Sutton is referencing the success of AlphaGo and AlphaZero here. I think this example is illustrative. AlphaZero has very little Go, Chess or Shogi specific built into it, aside from being quite amazing, it puts some of Brooks’ criticisms into focus. It is true that AlphaGo uses a lot of compute to train, but how many thousands of hours were poured into the Stockfish position evaluation function? How many more would be needed to beat AlphaZero? Yes, much research went into AlphaGo itself, but adding Chess and Shogi after Go took a relative small team less than a year, how long would it take to port Stockfish to Shogi? Furthermore, how long would Stockfish need to grind on a move to match the skill of AlphaZero? Once trained, AlphaZero’s play is more efficient than Stockfish for the same skill level.

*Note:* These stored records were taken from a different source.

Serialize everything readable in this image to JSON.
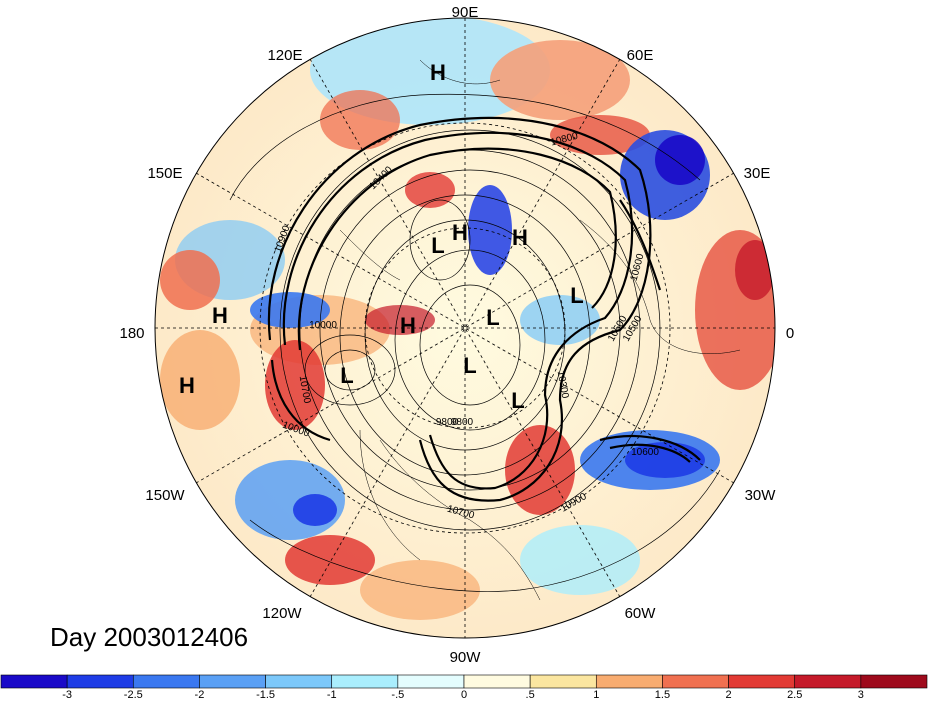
{
  "title": "Day 2003012406",
  "longitude_labels": [
    {
      "id": "lon-90e",
      "text": "90E"
    },
    {
      "id": "lon-60e",
      "text": "60E"
    },
    {
      "id": "lon-30e",
      "text": "30E"
    },
    {
      "id": "lon-0",
      "text": "0"
    },
    {
      "id": "lon-30w",
      "text": "30W"
    },
    {
      "id": "lon-60w",
      "text": "60W"
    },
    {
      "id": "lon-90w",
      "text": "90W"
    },
    {
      "id": "lon-120w",
      "text": "120W"
    },
    {
      "id": "lon-150w",
      "text": "150W"
    },
    {
      "id": "lon-180",
      "text": "180"
    },
    {
      "id": "lon-150e",
      "text": "150E"
    },
    {
      "id": "lon-120e",
      "text": "120E"
    }
  ],
  "pressure_markers": [
    "H",
    "H",
    "H",
    "H",
    "H",
    "H",
    "L",
    "L",
    "L",
    "L",
    "L",
    "L"
  ],
  "contour_labels": [
    "10800",
    "10900",
    "10400",
    "10700",
    "10000",
    "9800",
    "10500",
    "10600",
    "10300",
    "10900",
    "10700",
    "10000",
    "10600",
    "9800",
    "10500"
  ],
  "colorbar": {
    "colors": [
      "#1a0ac8",
      "#1e3ce6",
      "#3a78f0",
      "#5aa0f5",
      "#7cc8fa",
      "#aaeefd",
      "#e4fdfe",
      "#fffbe0",
      "#fbe6a0",
      "#f8ac70",
      "#f07050",
      "#e23a34",
      "#c51a2a",
      "#9e0a1c"
    ],
    "tick_labels": [
      "-3",
      "-2.5",
      "-2",
      "-1.5",
      "-1",
      "-.5",
      "0",
      ".5",
      "1",
      "1.5",
      "2",
      "2.5",
      "3"
    ]
  }
}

I think that Sutton could have been more clear that he does not think more computation is a panacea in-and-of-itself, but that learning and search are naturally and passively improved by increasing computation. He could have emphasised that improving search and learning by increasing the efficiency is an important goal too. Brooks was too quick to attack only the compute related portions of Sutton’s essay, what he missed was that learning and search will ultimately improve computational efficiency.

The meta lesson is that the most important thing to improve with search and learning — is learning itself. Building an agent with real-world recursive self-improvement will require all the compute and ingenuity we can muster.